14 de mayo de 2014

¡Abre tus ojos y que entre la Luz!



Evangelio según San Juan 10,22-30.

Se celebraba entonces en Jerusalén la fiesta de la Dedicación. Era invierno,
y Jesús se paseaba por el Templo, en el Pórtico de Salomón.
Los judíos lo rodearon y le preguntaron: "¿Hasta cuándo nos tendrás en suspenso? Si eres el Mesías, dilo abiertamente".
Jesús les respondió: "Ya se lo dije, pero ustedes no lo creen. Las obras que hago en nombre de mi Padre dan testimonio de mí,
pero ustedes no creen, porque no son de mis ovejas.
Mis ovejas escuchan mi voz, yo las conozco y ellas me siguen.
Yo les doy Vida eterna: ellas no perecerán jamás y nadie las arrebatará de mis manos.
Mi Padre, que me las ha dado, es superior a todos y nadie puede arrebatar nada de las manos de mi Padre.
El Padre y yo somos una sola cosa".

COMENTARIO:

  Vemos en este Evangelio de Juan, a todos aquellos hombres que rodeaban al Señor y que tenían serias dudas sobre su mesianidad. Muchos de ellos le habían seguido por los caminos de Galilea, y le habían visto realizar milagros que confirmaban sus palabras, como enviado de Dios. Algunos habían escuchado su mensaje, donde manifestaba el testimonio que el Padre daba de Él, a través de los hechos. Lo que ocurre, tanto ayer como hoy, es que los que se resisten a creer que Cristo realiza sus obras de parte de su Padre,  ponen todos los obstáculos a la Gracia y no quieren, de ninguna manera, abrirse a la fe.

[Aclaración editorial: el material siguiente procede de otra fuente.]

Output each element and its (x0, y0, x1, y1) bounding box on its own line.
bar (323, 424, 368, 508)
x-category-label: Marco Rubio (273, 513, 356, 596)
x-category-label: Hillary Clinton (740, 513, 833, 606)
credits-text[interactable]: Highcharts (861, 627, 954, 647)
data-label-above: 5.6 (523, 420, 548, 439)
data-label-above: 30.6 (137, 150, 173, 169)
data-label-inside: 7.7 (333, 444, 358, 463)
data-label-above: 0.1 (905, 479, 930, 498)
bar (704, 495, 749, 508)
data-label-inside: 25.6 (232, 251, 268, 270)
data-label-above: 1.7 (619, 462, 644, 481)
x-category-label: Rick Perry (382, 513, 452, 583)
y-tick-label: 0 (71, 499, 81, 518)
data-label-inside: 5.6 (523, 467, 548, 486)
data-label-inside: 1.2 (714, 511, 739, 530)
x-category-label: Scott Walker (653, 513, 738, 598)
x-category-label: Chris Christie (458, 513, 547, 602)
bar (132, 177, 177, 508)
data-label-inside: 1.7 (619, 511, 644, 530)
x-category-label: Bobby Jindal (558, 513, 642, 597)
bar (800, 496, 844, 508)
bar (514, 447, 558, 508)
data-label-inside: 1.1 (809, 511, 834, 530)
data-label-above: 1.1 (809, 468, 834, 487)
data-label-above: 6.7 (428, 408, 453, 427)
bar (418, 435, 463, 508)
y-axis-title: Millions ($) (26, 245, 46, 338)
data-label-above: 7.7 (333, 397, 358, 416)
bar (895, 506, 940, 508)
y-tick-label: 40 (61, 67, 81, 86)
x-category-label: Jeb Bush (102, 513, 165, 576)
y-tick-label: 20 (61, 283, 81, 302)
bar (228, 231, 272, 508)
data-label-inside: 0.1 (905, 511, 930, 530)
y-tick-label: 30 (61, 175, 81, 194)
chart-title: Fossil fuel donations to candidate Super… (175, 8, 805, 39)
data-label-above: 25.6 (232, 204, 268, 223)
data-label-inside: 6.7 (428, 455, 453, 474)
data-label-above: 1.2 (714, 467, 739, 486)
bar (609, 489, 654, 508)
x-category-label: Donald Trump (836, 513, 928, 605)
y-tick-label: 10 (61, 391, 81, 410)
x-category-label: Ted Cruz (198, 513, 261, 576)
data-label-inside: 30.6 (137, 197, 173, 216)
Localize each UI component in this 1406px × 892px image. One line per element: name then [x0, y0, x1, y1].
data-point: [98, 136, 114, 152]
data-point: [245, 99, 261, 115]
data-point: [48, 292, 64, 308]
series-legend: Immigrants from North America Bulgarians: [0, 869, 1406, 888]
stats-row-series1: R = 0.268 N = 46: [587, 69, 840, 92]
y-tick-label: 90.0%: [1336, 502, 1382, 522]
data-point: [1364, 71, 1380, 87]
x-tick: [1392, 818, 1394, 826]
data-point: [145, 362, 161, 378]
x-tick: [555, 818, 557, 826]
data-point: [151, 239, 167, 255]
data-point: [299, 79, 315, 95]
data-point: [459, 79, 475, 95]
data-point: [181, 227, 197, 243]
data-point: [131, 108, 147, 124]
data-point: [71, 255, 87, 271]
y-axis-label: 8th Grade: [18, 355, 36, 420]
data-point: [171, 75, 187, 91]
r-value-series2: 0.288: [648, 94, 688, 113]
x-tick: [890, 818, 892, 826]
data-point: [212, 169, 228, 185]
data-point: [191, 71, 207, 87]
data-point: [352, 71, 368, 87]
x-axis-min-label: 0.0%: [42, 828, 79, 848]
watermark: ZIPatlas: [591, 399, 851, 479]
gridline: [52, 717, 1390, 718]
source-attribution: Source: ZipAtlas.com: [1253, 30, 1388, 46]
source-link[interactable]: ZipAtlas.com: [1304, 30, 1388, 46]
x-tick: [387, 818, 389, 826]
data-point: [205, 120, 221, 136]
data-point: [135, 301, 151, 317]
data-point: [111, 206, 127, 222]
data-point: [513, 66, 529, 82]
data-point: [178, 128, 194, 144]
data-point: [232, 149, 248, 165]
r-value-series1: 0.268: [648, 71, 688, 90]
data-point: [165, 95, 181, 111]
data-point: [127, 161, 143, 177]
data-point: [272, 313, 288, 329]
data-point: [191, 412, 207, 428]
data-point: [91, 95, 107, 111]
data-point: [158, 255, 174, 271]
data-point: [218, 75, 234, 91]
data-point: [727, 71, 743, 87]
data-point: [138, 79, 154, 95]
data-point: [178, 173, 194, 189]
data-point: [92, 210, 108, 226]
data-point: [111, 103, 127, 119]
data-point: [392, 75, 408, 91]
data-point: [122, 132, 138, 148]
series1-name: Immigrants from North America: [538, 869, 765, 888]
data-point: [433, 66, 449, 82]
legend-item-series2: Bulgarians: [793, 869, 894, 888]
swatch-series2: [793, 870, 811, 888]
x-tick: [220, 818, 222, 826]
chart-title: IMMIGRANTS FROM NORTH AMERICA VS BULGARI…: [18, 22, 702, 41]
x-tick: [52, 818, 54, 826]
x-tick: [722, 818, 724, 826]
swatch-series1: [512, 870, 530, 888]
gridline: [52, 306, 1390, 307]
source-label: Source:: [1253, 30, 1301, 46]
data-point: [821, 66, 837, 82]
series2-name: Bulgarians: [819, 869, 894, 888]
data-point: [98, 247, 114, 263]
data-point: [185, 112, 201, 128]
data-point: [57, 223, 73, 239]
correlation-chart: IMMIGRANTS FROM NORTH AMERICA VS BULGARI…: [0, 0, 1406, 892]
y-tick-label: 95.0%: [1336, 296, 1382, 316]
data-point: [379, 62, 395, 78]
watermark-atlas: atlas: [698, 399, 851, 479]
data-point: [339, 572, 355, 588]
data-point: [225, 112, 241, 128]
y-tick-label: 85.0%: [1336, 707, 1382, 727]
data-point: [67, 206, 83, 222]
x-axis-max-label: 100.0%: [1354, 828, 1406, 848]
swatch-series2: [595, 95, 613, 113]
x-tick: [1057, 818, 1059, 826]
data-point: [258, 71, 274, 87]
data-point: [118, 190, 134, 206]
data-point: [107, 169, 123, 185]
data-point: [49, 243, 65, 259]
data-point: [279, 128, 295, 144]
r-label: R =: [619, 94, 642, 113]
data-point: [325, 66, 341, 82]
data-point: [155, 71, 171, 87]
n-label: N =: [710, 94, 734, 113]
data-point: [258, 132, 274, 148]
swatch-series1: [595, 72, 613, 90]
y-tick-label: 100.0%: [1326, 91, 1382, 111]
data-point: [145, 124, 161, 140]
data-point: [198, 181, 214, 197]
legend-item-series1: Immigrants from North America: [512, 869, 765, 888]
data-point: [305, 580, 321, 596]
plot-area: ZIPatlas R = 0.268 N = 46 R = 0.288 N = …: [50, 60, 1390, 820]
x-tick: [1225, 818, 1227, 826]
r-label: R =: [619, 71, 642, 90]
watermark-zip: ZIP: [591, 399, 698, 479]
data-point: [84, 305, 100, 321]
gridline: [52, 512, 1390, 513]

  Santo Tomás de Aquino decía que si los hombres cerramos los ojos a la luz del sol y no la vemos, no quiere decir que no exista o que la culpa sea del sol; sino que al cerrar nuestros párpados impedimos que la luz penetre y, por ello, no conseguimos apreciarla. Este es el caso del grupo que rodeaba al Maestro y quería una evidencia, o una ratificación por parte del Señor de su naturaleza divina. Pero Jesús les vuelve a repetir la identidad sustancial que se da entre Él y el Padre; y la ineficacia de sus razonamientos si no abren su corazón y su mente a la verdad divina, que nos ha sido revelada en la Escritura. Les pide, y nos pide, que abandonemos esos perjuicios que nos impiden alcanzar la profundidad de sus enseñanzas.

  Cristo no puede hablar más claro cuando nos descubre su unidad con el Padre, en cuanto a esencia o naturaleza divina; pero al mismo tiempo remarca la distinción personal entre el Padre y el Hijo. En esos momentos y de la forma más natural, Jesús descubre al mundo el misterio trinitario de Dios: ese misterio de Amor en el que en la unidad, se da paso a la familia divina. Ese Dios que desde toda la eternidad ha engendrado al Hijo, y ese Hijo, Verbo de Dios, que es engendrado por el Padre, desde toda la eternidad. Y del amor eterno de ambos, surge el Espíritu Santo como Persona increada que procede del Padre y del Hijo. Por eso ese Dios, porque es Amor, envía a su Palabra para que se encarne y salve a la humanidad, con su sacrificio libre y voluntario.

  Si; Jesucristo es el Mesías, el Enviado de Dios para redimir al mundo que se niega a reconocerlo como tal. Si aquellos hombres hubieran aceptado con humildad al Señor y hubieran dejado que la luz divina iluminara su oscuro corazón, hubieran comprendido cómo Aquel Hombre que se erguía ante ellos, era el Buen Pastor del que hablaban los Salmos; era el Siervo Doliente de Isaías; la Nueva Alianza de la que trataba Jeremías, y la promesa de Dios en Génesis. No hacían falta tantas explicaciones, sino abrir los ojos del alma para observar que en Cristo se cumplían las promesas del Antiguo Testamento. No hacían falta confirmaciones, si hubieran estado dispuestos a escuchar la voz de Dios, que nos llama a cada uno por nuestro nombre. No hacía falta nada más, que amar al Amado y seguir sus pasos hacia ese encuentro íntimo y personal que se da en su Iglesia.